SailRocket paré pour sa 3ème saison
SailRocket a rejoint sa base de Walvis Bay en Namibie. Vous pouvez suivre leur actualité sur la page de news de leur site, dont je viens de remarquer que c’est en fait un blog , ce qui m’a permis d’ajouter leur flux RSS aux “News des Teams“.

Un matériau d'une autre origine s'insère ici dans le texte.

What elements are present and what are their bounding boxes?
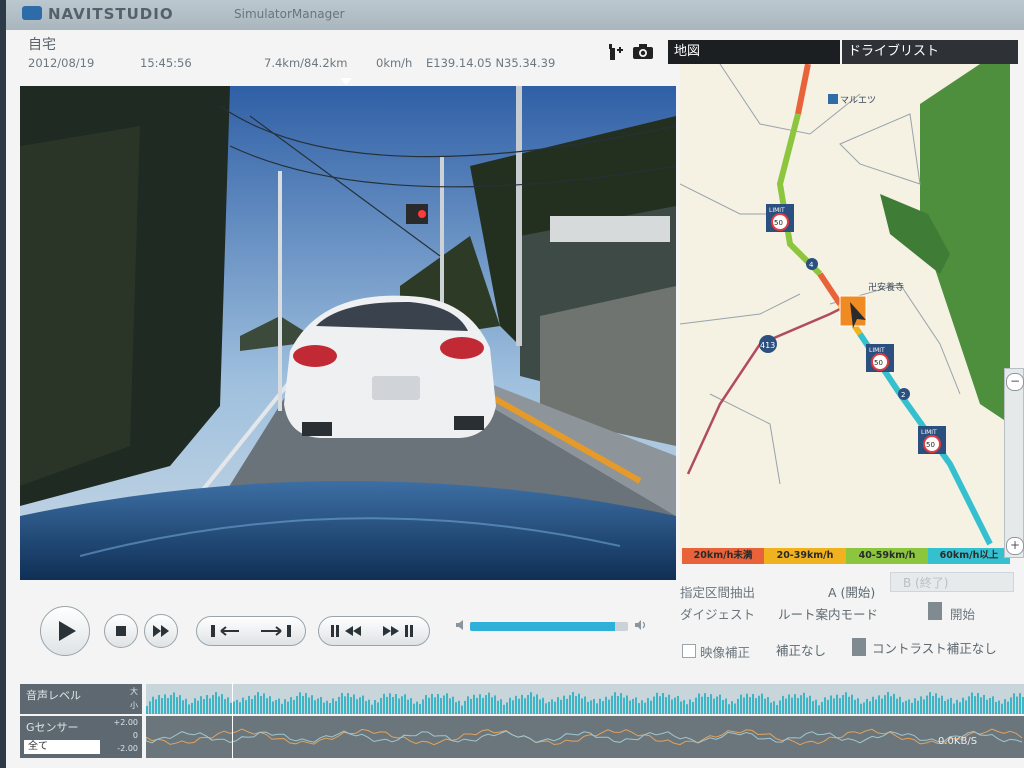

Pour mémoire, SailRocket est un prao à voile inclinée qui rappelle les concepts de Bernard Smith, comme le reconnait volontiers Paul Larsen dans ce post. SailRocket a atteint 42.1 noeuds l’an passé. Ca déménage:
SailRocket a été le premier projet a mentionner explicitement l’utilisation d’un foil supercavitant, mais je ne suis pas sur qu’il soit réellement utilisé sur l’engin actuel. Pour l’instant j’en suis à essayer de décrypter cette photo :
Quelqu’un y comprend quelque chose ?



5 mars 2008 à 10:45
Bonsoir foilers,
pour répondre à la question des 2 safrans :
un deuxième a été ajouté suite aux soucis de décrochage en version single safran ; avec comme résultat, changement de direction non contrôlé et casse de la machine (c’est sur les vidéos et dans le texte ; mais c’est dur à lire avec un anglais “très anglais” ; et il faut beaucoup (trop) lire. Donc je crois que c’est provisoir …
@+
Tadeg
6 mars 2008 à 07:16
Merci Tadeg,
est commandé par les bouts blancs et qu’il peut se relever (ficelles, poulie). De plus il n’a pas de fences anti ventilation. Le babord ne se relève pas, a un débattement réduit par rapport à l’autre (d’après la tige reliant les deux), deux fences et ce qui pourrait bien être un palpeur de niveau (le bidule gris.
ce qui m’intrigue c’est le systèmes de tringles et de cables, voir de “bouts de ficelles”. On dirait que celui de droite (ok, tribord…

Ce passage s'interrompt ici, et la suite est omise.